El jefe comunal valoró el trabajo del Ejército que dispone de tres puntos de control y la última tecnología en drones y en conexión satelital. También cuentan con cámaras térmicas y de movimiento a unos 40 kilómetros en la primera parte de la frontera de Ollagüe con Bolivia, lo que se apoya con patrullajes al otro sector que está hacia la Primera Región.
Operativos complejos
Sobre la efectividad de las zanjas, el alcalde dijo que como el ancho de la frontera es muy amplio, incluso con una excavación de grandes dimensiones los grupos delictuales siempre buscarán el lugar por dónde pasar.
“Creo que esto tiene que ir de la mano con un plan completo de patrullaje y un plan de inteligencia con Bolivia. Esto necesita de operativos completos, porque las bandas están operando dentro de Chile y las zanjas pueden retardar su funcionamiento, pero seguirán actuando en el país. Pienso que esto es un plan de contingencia, momentáneo, pero después tiene que venir algo definitivo para erradicar este tipo de bandas de las fronteras”, manifestó Ramírez.
El alcalde también señaló que a través del Ministerio del Interior y Aduana les enviaron un camión escáner al paso fronterizo de su comuna. “No hay día en el que trabaje y no detecte algo. Así que, por lo menos, nos sentimos un poquito más resguardados con eso.

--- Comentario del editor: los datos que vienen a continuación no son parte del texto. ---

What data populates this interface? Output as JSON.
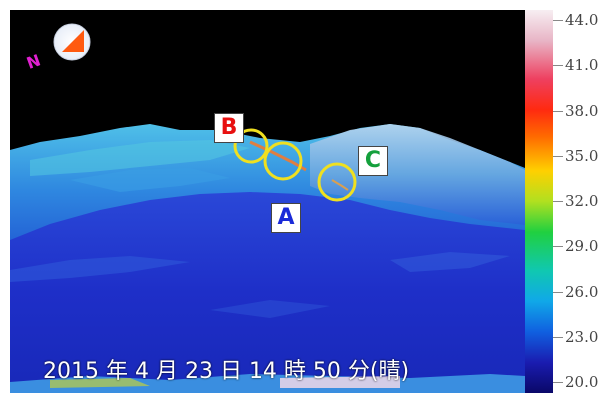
{
  "image": {
    "compass_letter": "N",
    "labels": {
      "a": "A",
      "b": "B",
      "c": "C"
    },
    "timestamp": "2015 年 4 月 23 日 14 時 50 分(晴)"
  },
  "colors": {
    "label_b": "#e81010",
    "label_c": "#14a03c",
    "label_a": "#1a2ad8",
    "marker_circle": "#f0e020",
    "compass_arrow": "#ff5a10",
    "compass_letter": "#e020d0"
  },
  "scale": {
    "unit": "",
    "ticks": [
      {
        "label": "44.0",
        "value": 44.0
      },
      {
        "label": "41.0",
        "value": 41.0
      },
      {
        "label": "38.0",
        "value": 38.0
      },
      {
        "label": "35.0",
        "value": 35.0
      },
      {
        "label": "32.0",
        "value": 32.0
      },
      {
        "label": "29.0",
        "value": 29.0
      },
      {
        "label": "26.0",
        "value": 26.0
      },
      {
        "label": "23.0",
        "value": 23.0
      },
      {
        "label": "20.0",
        "value": 20.0
      }
    ]
  }
}
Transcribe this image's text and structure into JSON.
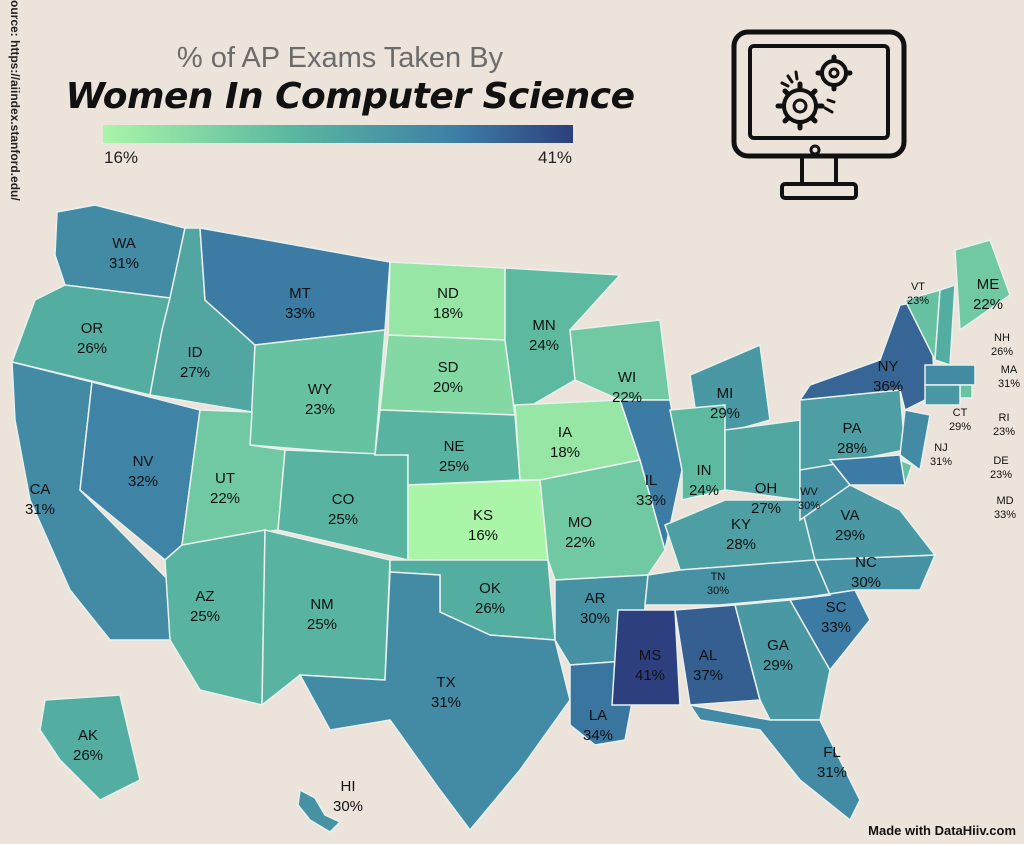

Esperamos que se haga efectivo lo otro (excavación de zanjas) para hacer una comparación, porque muchos me están preguntando”, indicó.
Hace unas semanas el municipio tuvo que abastecer de combustible y generadores al Complejo Fronterizo de Ollagüe porque registró fallas en su sistema eléctrico. Ramírez expuso que acudieron en ayuda de los funcionarios públicos que trabajan en el puesto, quienes no tenían agua potable por este problema y porque, al cerrar el complejo, se acumularon buses de turismo, situación que impactó de inmediato en el pequeño poblado.
“En parte, hemos tenido algunas variaciones con el tema energía en el paso fronterizo. Sí nos encontramos manteniendo todavía a los servicios públicos como Carabineros, la posta rural y el colegio que pertenece al Slep (Servicio Local de Educación Pública). Y ahora llegó una solicitud para darle operatividad de servicios básicos a la nueva tenencia, que es un proyecto bastante bullado en nuestra localidad”, finalizó Jhean Ramírez.